According to the report, Richard Lloyd, a weapons expert who has written a critique of Iron Dome for engineers and weapons designers, and Theodore Postol, a physicist at Massachusetts Institute of Technology (MIT) who helped reveal major Patriot antimissile failures in 1991, analyzed new videos on the performance of the Israeli anti-missile system and found that Iron Dome “repeatedly failed to hit its targets head-on.”

“It’s very hard to see how it could be more than 5 or 10 percent,” the report quotes Dr.
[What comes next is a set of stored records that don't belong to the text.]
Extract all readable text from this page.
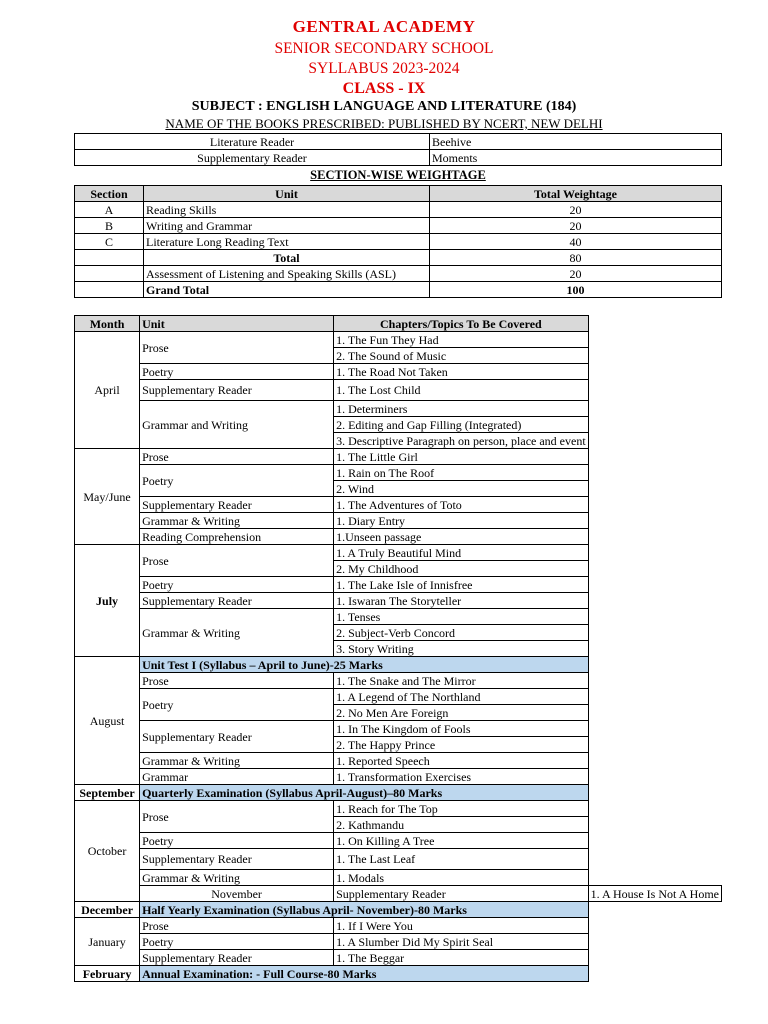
GENTRAL ACADEMY
SENIOR SECONDARY SCHOOL
SYLLABUS 2023-2024
CLASS - IX
SUBJECT : ENGLISH LANGUAGE AND LITERATURE (184)
NAME OF THE BOOKS PRESCRIBED: PUBLISHED BY NCERT, NEW DELHI
Literature Reader	Beehive
Supplementary Reader	Moments
SECTION-WISE WEIGHTAGE
Section	Unit	Total Weightage
A	Reading Skills	20
B	Writing and Grammar	20
C	Literature Long Reading Text	40
	Total	80
	Assessment of Listening and Speaking Skills (ASL)	20
	Grand Total	100
Month	Unit	Chapters/Topics To Be Covered	
April	Prose	1. The Fun They Had	
		2. The Sound of Music	
	Poetry	1. The Road Not Taken	
	Supplementary Reader	1. The Lost Child	
	Grammar and Writing	1. Determiners	
		2. Editing and Gap Filling (Integrated)	
		3. Descriptive Paragraph on person, place and event	
May/June	Prose	1. The Little Girl	
	Poetry	1. Rain on The Roof	
		2. Wind	
	Supplementary Reader	1. The Adventures of Toto	
	Grammar & Writing	1. Diary Entry	
	Reading Comprehension	1.Unseen passage	
July	Prose	1. A Truly Beautiful Mind	
		2. My Childhood	
	Poetry	1. The Lake Isle of Innisfree	
	Supplementary Reader	1. Iswaran The Storyteller	
	Grammar & Writing	1. Tenses	
		2. Subject-Verb Concord	
		3. Story Writing	
August	Unit Test I (Syllabus – April to June)-25 Marks		
	Prose	1. The Snake and The Mirror	
	Poetry	1. A Legend of The Northland	
		2. No Men Are Foreign	
	Supplementary Reader	1. In The Kingdom of Fools	
		2. The Happy Prince	
	Grammar & Writing	1. Reported Speech	
	Grammar	1. Transformation Exercises	
September	Quarterly Examination (Syllabus April-August)–80 Marks		
October	Prose	1. Reach for The Top	
		2. Kathmandu	
	Poetry	1. On Killing A Tree	
	Supplementary Reader	1. The Last Leaf	
	Grammar & Writing	1. Modals	
	November	Supplementary Reader	1. A House Is Not A Home
December	Half Yearly Examination (Syllabus April- November)-80 Marks		
January	Prose	1. If I Were You	
	Poetry	1. A Slumber Did My Spirit Seal	
	Supplementary Reader	1. The Beggar	
February	Annual Examination: - Full Course-80 Marks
Postol as saying.

Moreover, the daily adds, Mordechai Shefer, an Israeli rocket scientist formerly with Rafael, Iron Dome’s maker, studied about two dozen videos and, in a study published last month, “concluded that the kill rate was zero.”

Meanwhile, the paper underlines that Iron Dome’s performance is the key to a potential Israeli decision whether to take military action against the Islamic Republic as it has repeatedly threatened, hinging on its estimate of possible retaliatory costs, “including damage inflicted by rockets fired from southern Lebanon and the Gaza Strip,” not to mention Iran’s own long-range ballistic missiles.

Amid the growing anxiety over any Iranian retaliatory strikes on Israel in case of an American or an Israeli attack against the country, as often threatened by officials of both allies as a ploy aimed at pressuring Tehran into abandoning its right to use peaceful nuclear technology, “the Israeli public saw Iron dome’s (reported) early successes” against rocket fire from Gaza “as proof” that it can tolerate retaliatory strikes, the report adds, citing Israeli antimissile program’s founder, Uzi Rubin.

Following the Gaza cease-fire last year, the report notes, Lloyd began scrutinizing “hundreds of online videos of Iron Dome in action,” looking for “unambiguous signs of success: pairs of fireballs (at night) or smoke clouds (during the day) that formed as speeding fragments blew up a warhead.”

However, “he found very few,” the daily adds, citing Lloyd.

Lloyds method of video analysis won scientific backing during the 1991 US-led Persian Gulf war against Iraq, as the American military boasted that its Patriot interceptors, built to protect Israel against potential missile attacks by Iraqi dictator at the time Saddam Hussein, had succeeded 96 percent of the time.

MIT scientist, however, “analyzed broadcast videos and found only misses,” according to the Time’s report.

In Israel, meanwhile, Lloyd won support from Reuven Pedatzur, a military analyst and former fighter pilot “long skeptical of his country’s antimissile claims,” who found an Israeli police report saying that 109 rockets launched from Gaza – roughly twice the military’s figure – hit urban areas.

Pedatzur further discovered “evidence of wide destruction” inflicted by rockets fired by Palestinian Hamas militants.

A Finance Ministry report registered 3,165 claims of property damage, “including to cars and buildings in cities like Ashdod and Beersheba, both protected by Iron Dome battalions.”